En esta carretera de Cerdeña, tan vacía como el vestíbulo de un aeropuerto durante la crisis del covid-19, al volante del SVJ en modo Corsa, el tiempo se detiene como en Interstellar. Cada interminable y ensordecedoramente musical subida del cuentavueltas te envía a un maravilloso paraíso donde la velocidad se funde con el ruido. Ni la velocidad de los V8 biturbo de los superdeportivos modernos ni las impresionantes prestaciones de los nuevos motores eléctricos volverán a dar acceso a este tipo de comunión total. Y todo lo demás en el coche está en sintonía: el tren delantero es comunicativo y está sólidamente adherido a la carretera incluso sin los semi-slicks, permitiéndote atacar cada curva con confianza. El coche subvira progresivamente al límite pero pivota muy bien al levantar el pie. A pesar de la violenta transmisión y de la entrega de potencia, el pesado Aventador puede ser empujado con fuerza a la salida de las curvas sin temor a una sobredosis en el tren trasero. Para deslizarse generosamente con esta máquina imperial en carretera abierta, tendrá que llevar los límites de lo razonable muy, muy lejos. Ni siquiera la desconcertante consistencia del pedal de freno, no tan directa como la de un McLaren de la serie LT, impide aplastarlo sin miedo.

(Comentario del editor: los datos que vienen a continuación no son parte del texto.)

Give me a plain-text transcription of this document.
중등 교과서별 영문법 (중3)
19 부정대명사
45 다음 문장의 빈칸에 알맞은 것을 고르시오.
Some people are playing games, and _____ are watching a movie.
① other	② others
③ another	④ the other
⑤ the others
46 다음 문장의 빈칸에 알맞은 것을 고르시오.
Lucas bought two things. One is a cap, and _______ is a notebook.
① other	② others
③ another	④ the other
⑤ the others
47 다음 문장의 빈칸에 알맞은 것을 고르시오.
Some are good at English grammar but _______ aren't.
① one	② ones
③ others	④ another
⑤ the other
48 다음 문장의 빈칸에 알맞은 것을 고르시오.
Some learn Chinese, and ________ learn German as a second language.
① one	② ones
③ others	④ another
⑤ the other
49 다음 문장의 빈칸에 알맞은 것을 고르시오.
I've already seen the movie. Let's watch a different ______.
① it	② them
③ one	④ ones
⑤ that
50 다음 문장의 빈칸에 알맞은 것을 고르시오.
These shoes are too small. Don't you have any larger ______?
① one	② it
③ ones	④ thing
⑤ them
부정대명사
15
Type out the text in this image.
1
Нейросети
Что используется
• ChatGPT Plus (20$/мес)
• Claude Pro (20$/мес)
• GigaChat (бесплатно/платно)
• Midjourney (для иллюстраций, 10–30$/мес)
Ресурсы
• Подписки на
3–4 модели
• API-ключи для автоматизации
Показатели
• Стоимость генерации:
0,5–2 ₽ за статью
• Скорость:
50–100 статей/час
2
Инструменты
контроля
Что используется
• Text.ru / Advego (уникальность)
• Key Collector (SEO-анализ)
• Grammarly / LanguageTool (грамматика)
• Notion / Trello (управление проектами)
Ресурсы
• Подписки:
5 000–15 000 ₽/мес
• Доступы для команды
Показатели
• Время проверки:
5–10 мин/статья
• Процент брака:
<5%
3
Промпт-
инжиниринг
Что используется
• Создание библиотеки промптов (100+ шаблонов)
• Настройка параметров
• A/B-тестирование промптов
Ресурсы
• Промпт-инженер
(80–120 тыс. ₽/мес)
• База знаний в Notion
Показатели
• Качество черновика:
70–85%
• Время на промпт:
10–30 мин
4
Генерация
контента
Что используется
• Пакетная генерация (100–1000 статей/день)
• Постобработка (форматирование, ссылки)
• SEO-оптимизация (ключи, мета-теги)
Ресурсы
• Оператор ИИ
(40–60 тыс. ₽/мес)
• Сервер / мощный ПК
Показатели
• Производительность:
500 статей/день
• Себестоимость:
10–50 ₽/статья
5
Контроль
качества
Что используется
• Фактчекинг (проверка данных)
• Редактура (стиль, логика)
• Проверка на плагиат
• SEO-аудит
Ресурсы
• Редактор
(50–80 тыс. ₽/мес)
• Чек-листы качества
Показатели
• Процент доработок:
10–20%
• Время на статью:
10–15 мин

Lamborghini Aventador SVJ en pista

Así que voy y vengo por el mismo tramo de carretera, al ritmo de los empujes de la caja de cambios y los largos vuelos en la zona roja, no sin notar que el indicador de combustible baja en un instante. Retraso la frenada hasta que tiro de la parte inferior del cuatro, una y otra vez. Hasta el momento en que, con las manos temblorosas tras unas curvas tomadas con un ligero deslizamiento de las cuatro ruedas, mis tímpanos aún vibrando por el rompedor V12 del Lamborghini, me siento lleno como después de una cena pantagruélica. Por supuesto, probablemente habría seguido yendo y viniendo durante mucho tiempo sin un indicador de combustible que ya estaba al límite de su reserva, después de largos minutos en los que los doce cilindros quemaron -para mi único placer- la mayor parte de los 85 litros de combustible que contenía el gran depósito.

Lamborghini Aventador SVJ sesión de fotos en el mar

Pero para ser sincero, no siento ninguna frustración ante la idea de tener que parar. Volví a poner el coche en modo Strada, dejando que la SVJ se encargara por sí sola del desordenado cambio ISR del automático. El V12 ya no grita, sino que gruñe tranquilamente en el fondo en sexta o séptima marcha para mantener el coche en movimiento como un senador en la red de carreteras de Cerdeña. Mi corazón sigue latiendo rápidamente y me invade una sensación de plenitud total. Siento que puedo morir en paz después de este corto y solitario paseo en una SVJ por una hermosa carretera de Cerdeña. Siento que he alcanzado la cima absoluta de la emoción que puede proporcionar un vehículo con cuatro ruedas y un volante. Me encantaría volver a conducir un coche de Fórmula 1, superar los 356 km/h en un Bugatti Chiron o volver a un McLaren 675LT Spider. Pero la mayor fantasía que me obsesiona día y noche ahora es volver a probar la misma experiencia con un Aventador SVJ en versión Roadster. Hay un puñado de máquinas en el mundo que son más rápidas, más eficientes o más sofisticadas que este gran Lamborghini, cuyo diseño básico se remonta a principios de la década pasada. Los futuros superdeportivos eléctricos de Lotus, Rimac o Tesla probablemente le harán frente en términos de aceleración o tiempos de vuelta. Pero nunca me he sentido tan cerca de mi sueño de la infancia. Entiendo la necesidad de convertir nuestros coches familiares a las tecnologías más limpias posibles. Pero si vamos a gastar un poco más de combustible fósil, podríamos hacerlo de forma ostentosa: prohibamos todos los viajes en avión y el consumo de carne. Apaguemos Internet y la calefacción. Vende tus Bitcoins y ve a tocar el rompedor V12 de un Lamborghini Aventador SVJ, hará que todos tus sentidos hiervan.